Blizzard was not kidding when it told Polygon that the new remastered Diablo II would be faithful to the first. You will even be able to Diablo 2 Items pick up where you left off with your 20-year-old savegames. "Yes! Yes, keep those!"

As a lapsed player myself, the very idea is giving me chills -- harmful ones, ones that I imagine are akin to that which Gollum felt at The Lord of the Rings when he decided to pull The 1 Ring off his brother's throttled corpse. I thought I could safely leave this game supporting, but no. It seems I may want to monitor an old friend shortly.

For the remaining original game's fanbase, though, this might be incredible news: players like me spent large sums of time grinding Diablo II's supervisors and levels to dust searching for particular items, and of course selling them on the internet and trading them within a game that wasn't really designed for that type of thing. (One particular rare item, the Stone of Jordan, was really employed as a makeshift form of money.)

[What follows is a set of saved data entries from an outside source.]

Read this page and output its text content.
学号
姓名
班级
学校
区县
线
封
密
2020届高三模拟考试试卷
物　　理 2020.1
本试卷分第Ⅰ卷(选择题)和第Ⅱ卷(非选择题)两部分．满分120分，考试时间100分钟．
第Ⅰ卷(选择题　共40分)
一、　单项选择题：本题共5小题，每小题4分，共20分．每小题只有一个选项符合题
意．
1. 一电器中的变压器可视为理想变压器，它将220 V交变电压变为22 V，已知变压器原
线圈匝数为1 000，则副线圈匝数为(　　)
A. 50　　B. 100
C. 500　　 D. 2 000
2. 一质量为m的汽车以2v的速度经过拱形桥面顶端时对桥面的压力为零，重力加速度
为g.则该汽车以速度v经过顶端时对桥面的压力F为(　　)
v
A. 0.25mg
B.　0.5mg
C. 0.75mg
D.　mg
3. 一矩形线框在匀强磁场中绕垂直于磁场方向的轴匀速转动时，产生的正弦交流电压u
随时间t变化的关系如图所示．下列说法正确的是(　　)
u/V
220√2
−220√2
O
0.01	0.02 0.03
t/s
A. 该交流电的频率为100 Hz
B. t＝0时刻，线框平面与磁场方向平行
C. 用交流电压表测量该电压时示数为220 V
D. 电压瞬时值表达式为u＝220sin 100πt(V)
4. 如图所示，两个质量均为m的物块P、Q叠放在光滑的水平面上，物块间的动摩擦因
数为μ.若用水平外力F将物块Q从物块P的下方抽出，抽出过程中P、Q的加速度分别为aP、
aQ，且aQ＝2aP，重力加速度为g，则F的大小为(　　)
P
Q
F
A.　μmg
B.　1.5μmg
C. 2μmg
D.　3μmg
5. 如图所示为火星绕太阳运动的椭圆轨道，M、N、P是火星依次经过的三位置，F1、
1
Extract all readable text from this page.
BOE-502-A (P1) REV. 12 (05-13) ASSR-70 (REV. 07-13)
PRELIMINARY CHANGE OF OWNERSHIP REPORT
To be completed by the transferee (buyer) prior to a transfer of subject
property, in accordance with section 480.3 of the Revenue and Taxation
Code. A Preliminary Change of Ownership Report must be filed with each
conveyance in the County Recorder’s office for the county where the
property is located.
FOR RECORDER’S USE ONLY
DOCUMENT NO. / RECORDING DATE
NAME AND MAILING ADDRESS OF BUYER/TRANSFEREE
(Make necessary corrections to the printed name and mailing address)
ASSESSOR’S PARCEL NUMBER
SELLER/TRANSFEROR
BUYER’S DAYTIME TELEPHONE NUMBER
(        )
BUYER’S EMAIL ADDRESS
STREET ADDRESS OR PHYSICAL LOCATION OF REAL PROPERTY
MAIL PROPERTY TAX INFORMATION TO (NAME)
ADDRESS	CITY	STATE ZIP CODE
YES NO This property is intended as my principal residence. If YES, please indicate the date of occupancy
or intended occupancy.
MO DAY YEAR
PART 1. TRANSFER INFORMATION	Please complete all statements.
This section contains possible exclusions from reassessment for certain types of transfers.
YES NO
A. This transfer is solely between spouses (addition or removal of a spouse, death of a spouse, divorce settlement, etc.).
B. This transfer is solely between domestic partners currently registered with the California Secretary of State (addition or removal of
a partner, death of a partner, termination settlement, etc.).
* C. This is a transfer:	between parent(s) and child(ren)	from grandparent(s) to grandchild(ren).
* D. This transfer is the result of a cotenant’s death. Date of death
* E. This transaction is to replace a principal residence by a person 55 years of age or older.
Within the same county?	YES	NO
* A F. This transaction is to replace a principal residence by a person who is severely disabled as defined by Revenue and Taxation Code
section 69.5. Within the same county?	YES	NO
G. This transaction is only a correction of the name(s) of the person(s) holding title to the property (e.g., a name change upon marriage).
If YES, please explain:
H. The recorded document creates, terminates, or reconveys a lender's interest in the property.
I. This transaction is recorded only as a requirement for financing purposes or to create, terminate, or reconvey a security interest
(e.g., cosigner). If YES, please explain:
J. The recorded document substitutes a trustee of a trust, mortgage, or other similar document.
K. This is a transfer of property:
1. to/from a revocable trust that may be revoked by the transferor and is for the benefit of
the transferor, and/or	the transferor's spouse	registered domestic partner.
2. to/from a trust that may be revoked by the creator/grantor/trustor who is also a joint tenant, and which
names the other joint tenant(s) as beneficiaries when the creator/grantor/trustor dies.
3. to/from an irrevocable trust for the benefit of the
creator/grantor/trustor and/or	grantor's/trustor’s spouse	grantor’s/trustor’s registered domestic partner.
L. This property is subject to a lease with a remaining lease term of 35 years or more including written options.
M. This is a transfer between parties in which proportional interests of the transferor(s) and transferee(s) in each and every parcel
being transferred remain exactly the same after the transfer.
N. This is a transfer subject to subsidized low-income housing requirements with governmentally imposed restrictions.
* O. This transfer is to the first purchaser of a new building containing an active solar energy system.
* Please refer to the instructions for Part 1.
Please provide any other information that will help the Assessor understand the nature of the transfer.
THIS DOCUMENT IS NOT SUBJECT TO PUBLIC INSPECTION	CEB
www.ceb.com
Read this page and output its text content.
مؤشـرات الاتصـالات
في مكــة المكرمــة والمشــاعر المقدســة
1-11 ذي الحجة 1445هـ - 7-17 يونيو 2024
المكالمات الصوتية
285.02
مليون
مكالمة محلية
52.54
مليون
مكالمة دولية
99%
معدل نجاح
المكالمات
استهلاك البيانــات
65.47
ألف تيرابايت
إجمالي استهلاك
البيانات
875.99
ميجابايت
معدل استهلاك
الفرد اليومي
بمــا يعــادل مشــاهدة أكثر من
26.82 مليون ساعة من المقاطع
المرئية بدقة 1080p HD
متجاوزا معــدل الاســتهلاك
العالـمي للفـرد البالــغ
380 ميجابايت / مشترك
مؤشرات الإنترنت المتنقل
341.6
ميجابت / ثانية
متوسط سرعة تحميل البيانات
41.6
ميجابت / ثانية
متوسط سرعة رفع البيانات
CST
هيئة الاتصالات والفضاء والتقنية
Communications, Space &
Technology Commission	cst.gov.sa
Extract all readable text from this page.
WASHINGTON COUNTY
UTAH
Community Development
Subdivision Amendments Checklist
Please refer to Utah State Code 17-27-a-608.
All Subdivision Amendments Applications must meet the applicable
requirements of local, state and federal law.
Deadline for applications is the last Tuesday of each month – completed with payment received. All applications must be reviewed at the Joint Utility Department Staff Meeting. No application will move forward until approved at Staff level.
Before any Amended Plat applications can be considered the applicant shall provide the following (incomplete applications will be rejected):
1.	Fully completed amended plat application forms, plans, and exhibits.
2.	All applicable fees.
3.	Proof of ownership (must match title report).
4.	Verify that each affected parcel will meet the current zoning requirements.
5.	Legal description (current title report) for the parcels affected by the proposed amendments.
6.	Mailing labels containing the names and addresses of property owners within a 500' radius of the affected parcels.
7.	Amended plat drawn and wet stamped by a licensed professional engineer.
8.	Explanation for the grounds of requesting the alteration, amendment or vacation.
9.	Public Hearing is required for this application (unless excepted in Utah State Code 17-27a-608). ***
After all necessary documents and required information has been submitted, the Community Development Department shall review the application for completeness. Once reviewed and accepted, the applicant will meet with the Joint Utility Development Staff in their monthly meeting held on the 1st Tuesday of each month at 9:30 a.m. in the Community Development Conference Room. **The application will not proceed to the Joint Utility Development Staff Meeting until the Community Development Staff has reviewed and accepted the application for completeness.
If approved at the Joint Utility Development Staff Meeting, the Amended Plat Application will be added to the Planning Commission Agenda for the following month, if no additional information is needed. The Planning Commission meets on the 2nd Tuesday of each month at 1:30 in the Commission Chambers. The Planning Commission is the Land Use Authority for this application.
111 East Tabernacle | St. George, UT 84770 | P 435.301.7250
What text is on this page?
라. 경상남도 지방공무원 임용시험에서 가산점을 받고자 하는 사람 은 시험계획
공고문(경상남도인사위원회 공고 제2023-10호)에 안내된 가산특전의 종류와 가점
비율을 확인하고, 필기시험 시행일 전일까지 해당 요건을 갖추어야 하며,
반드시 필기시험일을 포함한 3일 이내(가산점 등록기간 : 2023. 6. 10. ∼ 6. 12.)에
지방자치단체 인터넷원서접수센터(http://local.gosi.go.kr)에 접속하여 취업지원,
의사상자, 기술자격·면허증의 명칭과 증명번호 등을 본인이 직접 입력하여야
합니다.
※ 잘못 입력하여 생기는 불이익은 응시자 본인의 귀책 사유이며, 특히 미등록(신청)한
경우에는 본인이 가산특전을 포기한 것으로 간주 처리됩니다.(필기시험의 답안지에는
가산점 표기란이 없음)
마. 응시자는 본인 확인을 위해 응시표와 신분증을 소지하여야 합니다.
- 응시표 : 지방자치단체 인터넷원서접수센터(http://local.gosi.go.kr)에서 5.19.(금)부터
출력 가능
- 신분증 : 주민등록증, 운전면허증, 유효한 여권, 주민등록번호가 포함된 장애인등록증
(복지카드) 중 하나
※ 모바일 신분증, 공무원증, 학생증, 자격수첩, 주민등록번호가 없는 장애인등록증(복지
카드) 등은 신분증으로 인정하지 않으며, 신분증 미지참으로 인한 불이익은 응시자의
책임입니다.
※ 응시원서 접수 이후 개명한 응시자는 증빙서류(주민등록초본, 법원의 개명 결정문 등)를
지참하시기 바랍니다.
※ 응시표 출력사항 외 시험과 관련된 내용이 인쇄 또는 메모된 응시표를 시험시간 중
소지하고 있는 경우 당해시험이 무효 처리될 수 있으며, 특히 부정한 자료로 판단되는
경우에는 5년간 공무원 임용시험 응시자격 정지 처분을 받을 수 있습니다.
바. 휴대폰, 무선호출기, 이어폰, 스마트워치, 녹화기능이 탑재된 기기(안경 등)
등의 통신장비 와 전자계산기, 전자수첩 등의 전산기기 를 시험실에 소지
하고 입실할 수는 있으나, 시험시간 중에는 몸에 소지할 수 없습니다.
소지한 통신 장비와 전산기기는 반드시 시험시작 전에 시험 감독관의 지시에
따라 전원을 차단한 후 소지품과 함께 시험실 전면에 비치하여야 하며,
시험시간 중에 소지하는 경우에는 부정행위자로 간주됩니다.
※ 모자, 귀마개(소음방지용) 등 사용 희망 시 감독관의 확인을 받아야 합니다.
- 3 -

Now, all that advancement is technically yours instead of having to start from scratch, and it could even be mobile, too: theoretically, the game's cross-save abilities across PC and games imply you could even load your OG save on a Nintendo Switch.

Diablo 2: Resurrected is a remaster of the classic action RPG and its growth Lord of Destruction, using fresh 3D images and Buy Diablo 2 Resurrected Items completely recreated cinematics.